Number of major vessels and resting blood pressure

The ca field refers to the number of major vessels visible on fluoroscopy. In this dataset, ca correlates strongly with disease presence for ca=0.

Age and cholesterol

Compare age, cholesterol, and disease status.

In this sample, cholesterol distributions for diseased and non-diseased subjects show no strong separation. Box plots indicate similar ranges and quartiles, with diseased subjects slightly lower on some percentiles.

Conclusion: cholesterol does not directly indicate heart disease status in this dataset.

Correlation analysis

Compute the correlation matrix to identify variables most associated with disease.

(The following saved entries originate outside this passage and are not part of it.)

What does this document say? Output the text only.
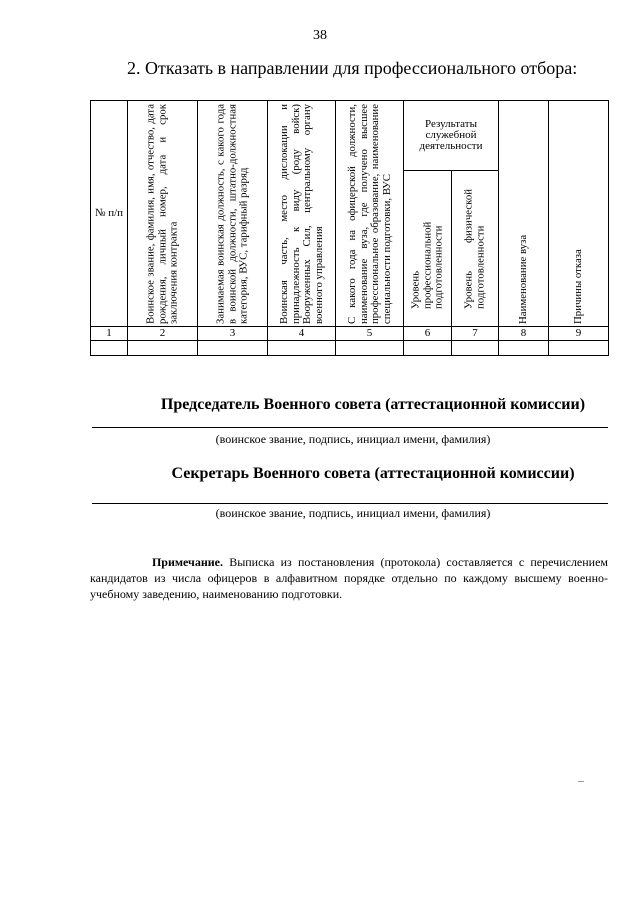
38
2. Отказать в направлении для профессионального отбора:
№ п/п	Воинское звание, фамилия, имя, отчество, дата рождения, личный номер, дата и срок заключения контракта	Занимаемая воинская должность, с какого года в воинской должности, штатно-должностная категория, ВУС, тарифный разряд	Воинская часть, место дислокации и принадлежность к виду (роду войск) Вооруженных Сил, центральному органу военного управления	С какого года на офицерской должности, наименование вуза, где получено высшее профессиональное образование, наименование специальности подготовки, ВУС	Результаты служебной деятельности		Наименование вуза	Причины отказа

					Уровень профессиональной подготовленности	Уровень физической подготовленности		

1	2	3	4	5	6	7	8	9

Председатель Военного совета (аттестационной комиссии)
(воинское звание, подпись, инициал имени, фамилия)
Секретарь Военного совета (аттестационной комиссии)
(воинское звание, подпись, инициал имени, фамилия)
Примечание. Выписка из постановления (протокола) составляется с перечислением кандидатов из числа офицеров в алфавитном порядке отдельно по каждому высшему военно-учебному заведению, наименованию подготовки.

Green indicates stronger positive correlation, red indicates stronger negative correlation.

plt.figure(figsize=(15,10)) ax = sns.heatmap(data.corr(), cmap=plt.cm.RdYlBu_r, annot=True, fmt='.2f') a, b = ax.get_ylim() ax.set_ylim(a+0.5, b-0.5)

From the correlation matrix, target (disease) shows positive correlation with cp, thalach, and slope, and negative correlation with exang, oldpeak, ca, and thal.

This article presents exploratory visual analysis of the heart disease dataset. There are many additional variable combinations and modeling approaches possible. The analysis here is limited to visualization and summary, without predictive modeling.

The code used for this analysis has been published for reproducibility.